The Many Ways of Learning
It was 1979; more than 30 years ago, that I started what later would be called the “Nature Under Stress” program. Today I still continue to support the same idea, learning through experience, though a number of programs that embrace the same ideas of my first program “Nature Under Stress”.
I grow up with the old theory of teaching, from a podium and in a classroom of four walls where lectures and learning were based on a text book. No free dreams, no personal experience, no interchange of ideas, no hand on approach, and all based on that the teacher is the gods that knows it all and the student is quiet and memorize the lesson to later spit it out on a test.
Nature under stress was based on giving the opportunity to students to learn from an experience, and provide these students with a platform -where we could talk about what we saw, what we learned on our own by poking around in nature-. Later on we called that inquiry and hands on, but in 1979 I called it “Learn on your own”.
“Nature Under Stress” was simple. My students, most of them from the inner city, came on a bus to my park. Their councilors were already tired from the heat and the noise on the bus and with no intention of doing anything for the kids. The kids were all woundup and ready to explode after spending one hour sitting on a bus. My park was a shore park in the Long Island Sound with more than enough nature to keep anyone busy. I would take them out of the bus, and then I told them to “follow me”. At that moment I started to run as fast as I could in the direction of the salt marsh and wilderness and the kids would follow, not their councilors. Ten minutes later, the kids were in my game, far from civilization, surrounded by nature, with no chance of turning back and at my mercy. I took them out of their environment and put them on mine.
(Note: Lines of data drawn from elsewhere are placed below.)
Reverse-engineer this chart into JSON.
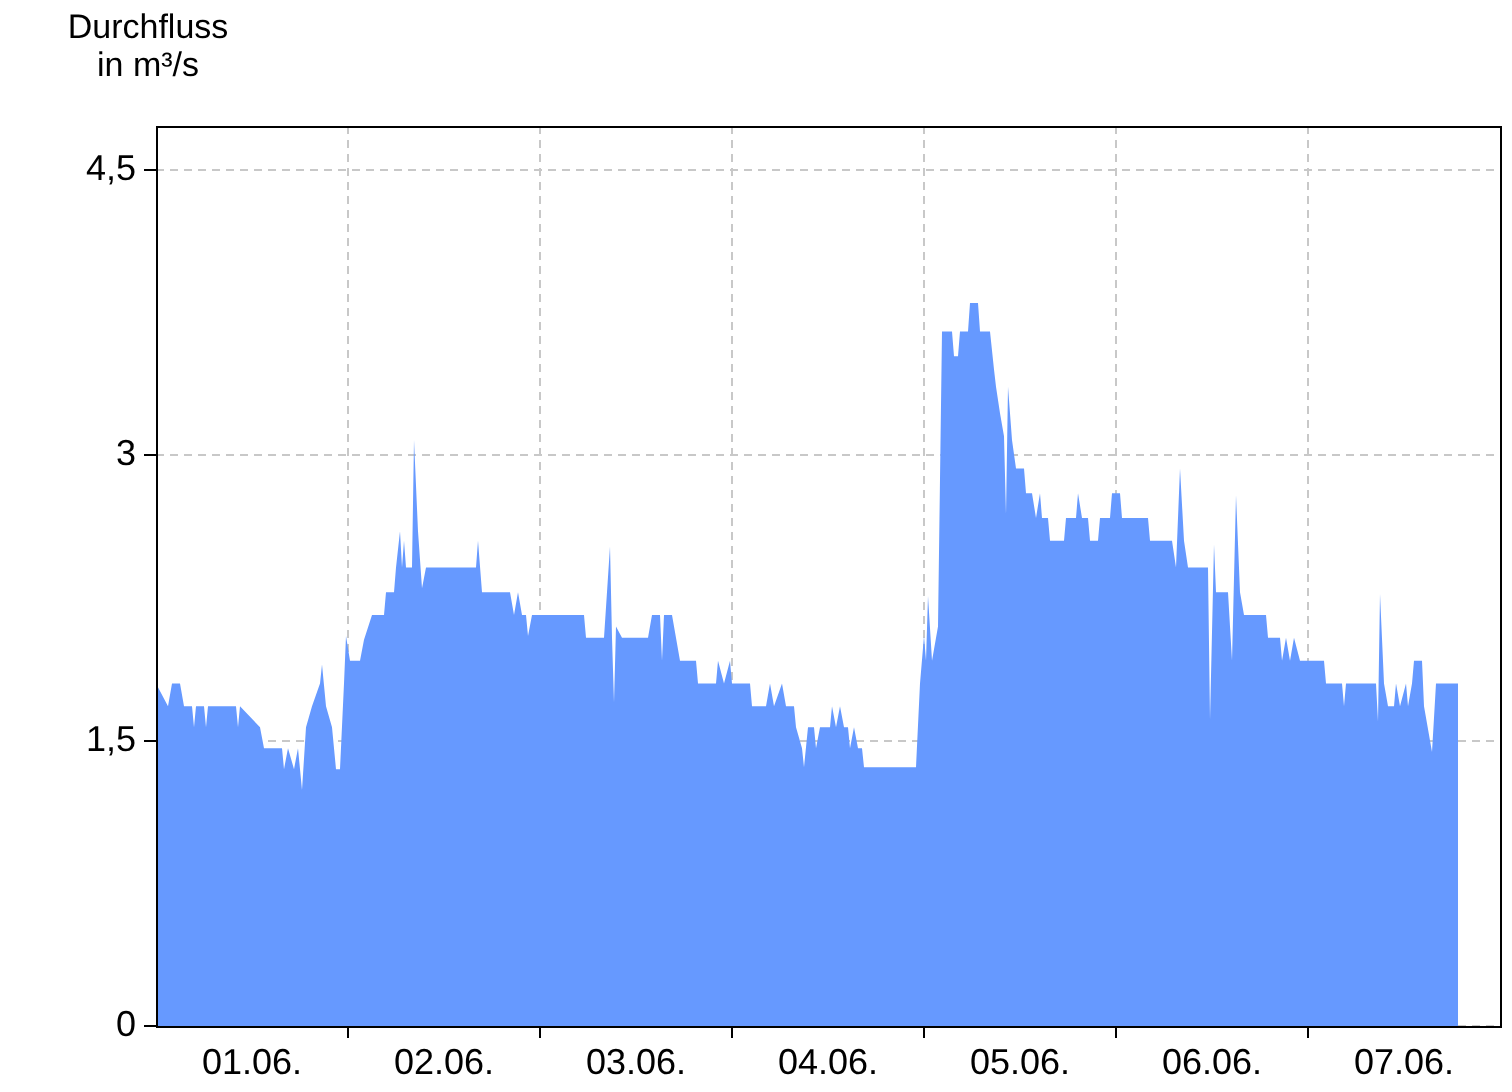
{
  "chart_data": {
    "type": "area",
    "ylabel": "Durchfluss in m³/s",
    "color": "#6699ff",
    "grid": true,
    "xlim": [
      "--06-01T00:00",
      "--06-08T00:00"
    ],
    "ylim": [
      0,
      4.73
    ],
    "xticks": [
      {
        "value": "--06-01T12:00",
        "label": "01.06."
      },
      {
        "value": "--06-02T00:00",
        "label": null
      },
      {
        "value": "--06-02T12:00",
        "label": "02.06."
      },
      {
        "value": "--06-03T00:00",
        "label": null
      },
      {
        "value": "--06-03T12:00",
        "label": "03.06."
      },
      {
        "value": "--06-04T00:00",
        "label": null
      },
      {
        "value": "--06-04T12:00",
        "label": "04.06."
      },
      {
        "value": "--06-05T00:00",
        "label": null
      },
      {
        "value": "--06-05T12:00",
        "label": "05.06."
      },
      {
        "value": "--06-06T00:00",
        "label": null
      },
      {
        "value": "--06-06T12:00",
        "label": "06.06."
      },
      {
        "value": "--06-07T00:00",
        "label": null
      },
      {
        "value": "--06-07T12:00",
        "label": "07.06."
      }
    ],
    "yticks": [
      0,
      {
        "value": 1.5,
        "label": "1,5"
      },
      3,
      {
        "value": 4.5,
        "label": "4,5"
      }
    ],
    "x": [
      "--06-01T00:00",
      "--06-01T01:30",
      "--06-01T02:00",
      "--06-01T03:00",
      "--06-01T03:30",
      "--06-01T04:30",
      "--06-01T04:45",
      "--06-01T05:00",
      "--06-01T06:00",
      "--06-01T06:15",
      "--06-01T06:30",
      "--06-01T10:00",
      "--06-01T10:15",
      "--06-01T10:30",
      "--06-01T13:00",
      "--06-01T13:30",
      "--06-01T15:45",
      "--06-01T16:00",
      "--06-01T16:30",
      "--06-01T17:15",
      "--06-01T17:45",
      "--06-01T18:15",
      "--06-01T18:45",
      "--06-01T19:30",
      "--06-01T20:30",
      "--06-01T20:45",
      "--06-01T21:15",
      "--06-01T22:00",
      "--06-01T22:30",
      "--06-01T23:00",
      "--06-01T23:30",
      "--06-01T23:45",
      "--06-02T00:15",
      "--06-02T01:30",
      "--06-02T02:00",
      "--06-02T03:00",
      "--06-02T04:30",
      "--06-02T04:45",
      "--06-02T05:45",
      "--06-02T06:00",
      "--06-02T06:30",
      "--06-02T06:45",
      "--06-02T07:00",
      "--06-02T07:15",
      "--06-02T08:00",
      "--06-02T08:15",
      "--06-02T08:45",
      "--06-02T09:15",
      "--06-02T09:45",
      "--06-02T16:00",
      "--06-02T16:15",
      "--06-02T16:45",
      "--06-02T20:15",
      "--06-02T20:45",
      "--06-02T21:15",
      "--06-02T21:45",
      "--06-02T22:15",
      "--06-02T22:30",
      "--06-02T23:00",
      "--06-03T05:30",
      "--06-03T05:45",
      "--06-03T08:00",
      "--06-03T08:45",
      "--06-03T09:00",
      "--06-03T09:15",
      "--06-03T09:30",
      "--06-03T10:15",
      "--06-03T13:30",
      "--06-03T14:00",
      "--06-03T15:00",
      "--06-03T15:15",
      "--06-03T15:30",
      "--06-03T16:30",
      "--06-03T17:30",
      "--06-03T19:30",
      "--06-03T19:45",
      "--06-03T22:00",
      "--06-03T22:15",
      "--06-03T23:00",
      "--06-03T23:45",
      "--06-04T00:00",
      "--06-04T02:15",
      "--06-04T02:30",
      "--06-04T04:15",
      "--06-04T04:45",
      "--06-04T05:15",
      "--06-04T06:15",
      "--06-04T06:45",
      "--06-04T07:45",
      "--06-04T08:00",
      "--06-04T08:45",
      "--06-04T09:00",
      "--06-04T09:30",
      "--06-04T10:15",
      "--06-04T10:30",
      "--06-04T11:00",
      "--06-04T12:15",
      "--06-04T12:30",
      "--06-04T13:00",
      "--06-04T13:30",
      "--06-04T14:00",
      "--06-04T14:30",
      "--06-04T14:45",
      "--06-04T15:15",
      "--06-04T15:45",
      "--06-04T16:15",
      "--06-04T16:30",
      "--06-04T23:00",
      "--06-04T23:30",
      "--06-05T00:00",
      "--06-05T00:15",
      "--06-05T00:30",
      "--06-05T01:00",
      "--06-05T01:45",
      "--06-05T02:15",
      "--06-05T03:30",
      "--06-05T03:45",
      "--06-05T04:15",
      "--06-05T04:30",
      "--06-05T05:30",
      "--06-05T05:45",
      "--06-05T06:45",
      "--06-05T07:00",
      "--06-05T08:15",
      "--06-05T08:45",
      "--06-05T09:00",
      "--06-05T09:30",
      "--06-05T10:00",
      "--06-05T10:15",
      "--06-05T10:30",
      "--06-05T11:00",
      "--06-05T11:30",
      "--06-05T12:30",
      "--06-05T12:45",
      "--06-05T13:30",
      "--06-05T14:00",
      "--06-05T14:30",
      "--06-05T14:45",
      "--06-05T15:30",
      "--06-05T15:45",
      "--06-05T17:30",
      "--06-05T17:45",
      "--06-05T19:00",
      "--06-05T19:15",
      "--06-05T19:45",
      "--06-05T20:30",
      "--06-05T20:45",
      "--06-05T21:45",
      "--06-05T22:00",
      "--06-05T23:15",
      "--06-05T23:30",
      "--06-06T00:30",
      "--06-06T00:45",
      "--06-06T04:00",
      "--06-06T04:15",
      "--06-06T05:30",
      "--06-06T07:00",
      "--06-06T07:30",
      "--06-06T08:00",
      "--06-06T08:30",
      "--06-06T09:00",
      "--06-06T11:30",
      "--06-06T11:45",
      "--06-06T12:15",
      "--06-06T12:30",
      "--06-06T14:00",
      "--06-06T14:30",
      "--06-06T15:00",
      "--06-06T15:30",
      "--06-06T16:00",
      "--06-06T18:45",
      "--06-06T19:00",
      "--06-06T20:30",
      "--06-06T20:45",
      "--06-06T21:15",
      "--06-06T21:45",
      "--06-06T22:15",
      "--06-06T23:00",
      "--06-07T02:00",
      "--06-07T02:15",
      "--06-07T04:15",
      "--06-07T04:30",
      "--06-07T04:45",
      "--06-07T08:30",
      "--06-07T08:45",
      "--06-07T09:00",
      "--06-07T09:30",
      "--06-07T10:00",
      "--06-07T10:45",
      "--06-07T11:00",
      "--06-07T11:30",
      "--06-07T12:15",
      "--06-07T12:30",
      "--06-07T13:00",
      "--06-07T13:15",
      "--06-07T14:15",
      "--06-07T14:30",
      "--06-07T15:30",
      "--06-07T16:00",
      "--06-07T18:45"
    ],
    "values": [
      1.8,
      1.68,
      1.8,
      1.8,
      1.68,
      1.68,
      1.57,
      1.68,
      1.68,
      1.57,
      1.68,
      1.68,
      1.57,
      1.68,
      1.57,
      1.46,
      1.46,
      1.35,
      1.46,
      1.35,
      1.46,
      1.24,
      1.57,
      1.68,
      1.8,
      1.9,
      1.68,
      1.57,
      1.35,
      1.35,
      1.8,
      2.05,
      1.92,
      1.92,
      2.03,
      2.16,
      2.16,
      2.28,
      2.28,
      2.41,
      2.6,
      2.41,
      2.55,
      2.41,
      2.41,
      3.08,
      2.6,
      2.3,
      2.41,
      2.41,
      2.55,
      2.28,
      2.28,
      2.16,
      2.28,
      2.16,
      2.16,
      2.05,
      2.16,
      2.16,
      2.04,
      2.04,
      2.52,
      2.04,
      1.7,
      2.1,
      2.04,
      2.04,
      2.16,
      2.16,
      1.92,
      2.16,
      2.16,
      1.92,
      1.92,
      1.8,
      1.8,
      1.92,
      1.8,
      1.92,
      1.8,
      1.8,
      1.68,
      1.68,
      1.8,
      1.68,
      1.8,
      1.68,
      1.68,
      1.57,
      1.46,
      1.36,
      1.57,
      1.57,
      1.46,
      1.57,
      1.57,
      1.68,
      1.57,
      1.68,
      1.57,
      1.57,
      1.46,
      1.57,
      1.46,
      1.46,
      1.36,
      1.36,
      1.8,
      2.05,
      1.92,
      2.26,
      1.92,
      2.1,
      3.65,
      3.65,
      3.52,
      3.52,
      3.65,
      3.65,
      3.8,
      3.8,
      3.65,
      3.65,
      3.45,
      3.36,
      3.22,
      3.1,
      2.69,
      3.36,
      3.08,
      2.93,
      2.93,
      2.8,
      2.8,
      2.67,
      2.8,
      2.67,
      2.67,
      2.55,
      2.55,
      2.67,
      2.67,
      2.8,
      2.67,
      2.67,
      2.55,
      2.55,
      2.67,
      2.67,
      2.8,
      2.8,
      2.67,
      2.67,
      2.55,
      2.55,
      2.55,
      2.41,
      2.93,
      2.55,
      2.41,
      2.41,
      1.61,
      2.53,
      2.28,
      2.28,
      1.92,
      2.79,
      2.28,
      2.16,
      2.16,
      2.04,
      2.04,
      1.92,
      2.04,
      1.92,
      2.04,
      1.92,
      1.92,
      1.8,
      1.8,
      1.68,
      1.8,
      1.8,
      1.6,
      2.27,
      1.8,
      1.68,
      1.68,
      1.8,
      1.68,
      1.8,
      1.68,
      1.8,
      1.92,
      1.92,
      1.68,
      1.44,
      1.8,
      1.8
    ]
  }
}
After jumping over mosquito ditches, walking knee deep on mud, sweaty and out of breath, I asked them to hold hand and then I entered in the shallow waters in the back marsh. Slowly they discovered nature; they saw crabs, fish, big and small, worms, and shrimp and became interested in what they were seeing. Their inner-city inhibitions were gone and their most intimate human nature was turned on, watching “nature under stress”.
Throughout the day and after they spent hours on a discovery trip of their own, they opened their eyes to realizing that they were learning from an experience and that I was nothing more than a guide. There were so many questions to ask, there was so much to see and admire. They were not frightened anymore, they had learned that there was nothing to be afraid off but their own unfounded ghosts fed by lack of understanding and ignorance. They were also stuck with me not knowing how to get away.
There is a difference between something you learn by reading or by a teacher that tells you and something you learn by having an experience. A sentence, when you think about it is nothing but a phrase made out of words that have a meaning, a story, content but no substance. An experience is part of your life, something you have had a physical interaction with and that has provided you with part of the world around you, a part that you own. Real inquire only start here.
Later in life I started other programs based on the same idea. SEARCH, State of the Sound, Summer SEARCH, Project Periphyton and other programs were based on providing high school students the opportunity to interact with nature by doing research or monitoring and at the same time learn from the results. How many times did I ask the teachers to skip the lectures before the trip? Do not teach them until they ask for it! Let’s wait until they have a question so that they really absorb the lesson.
Students do not need to know that they are learning, because in reality we are all learning every day and at every moment. The key is to separate the students from their everyday life and surround them by the experience. You and the student, no one else, so that the experience becomes special, mystical, just like a fantasy, a fairy tale. Learning is beautiful. Sit with the student, give them a dissolved oxygen kit and show them how it works and then tell them to discover how dissolved oxygen makes a difference in the life of so many aquatic organisms in this stream. What are the results next to the rocks? How about at the center of the stream? Go check it out! And at the end tell me the story. You can invite more than one student to play together. To think how they should do this. Do not give them the answer. This is their game, and they need to think how they should play it. Testing methods is part of the learning experience. Do the same by testing pH, Alkalinity or collecting macroinvetrerates or Diatoms.
This is the order of the best learning. Discover – inquiry – more discovery – list of questions – maybe more discovery – WEB searches – Story telling. No teaching, to textbooks, no lab book or report no school walls, no test. To make learning happen you need to take the students out of their world of their problems, their friends, and their iPhone and immerse them on an adventure. You are not just a teacher but a magic act, a guide.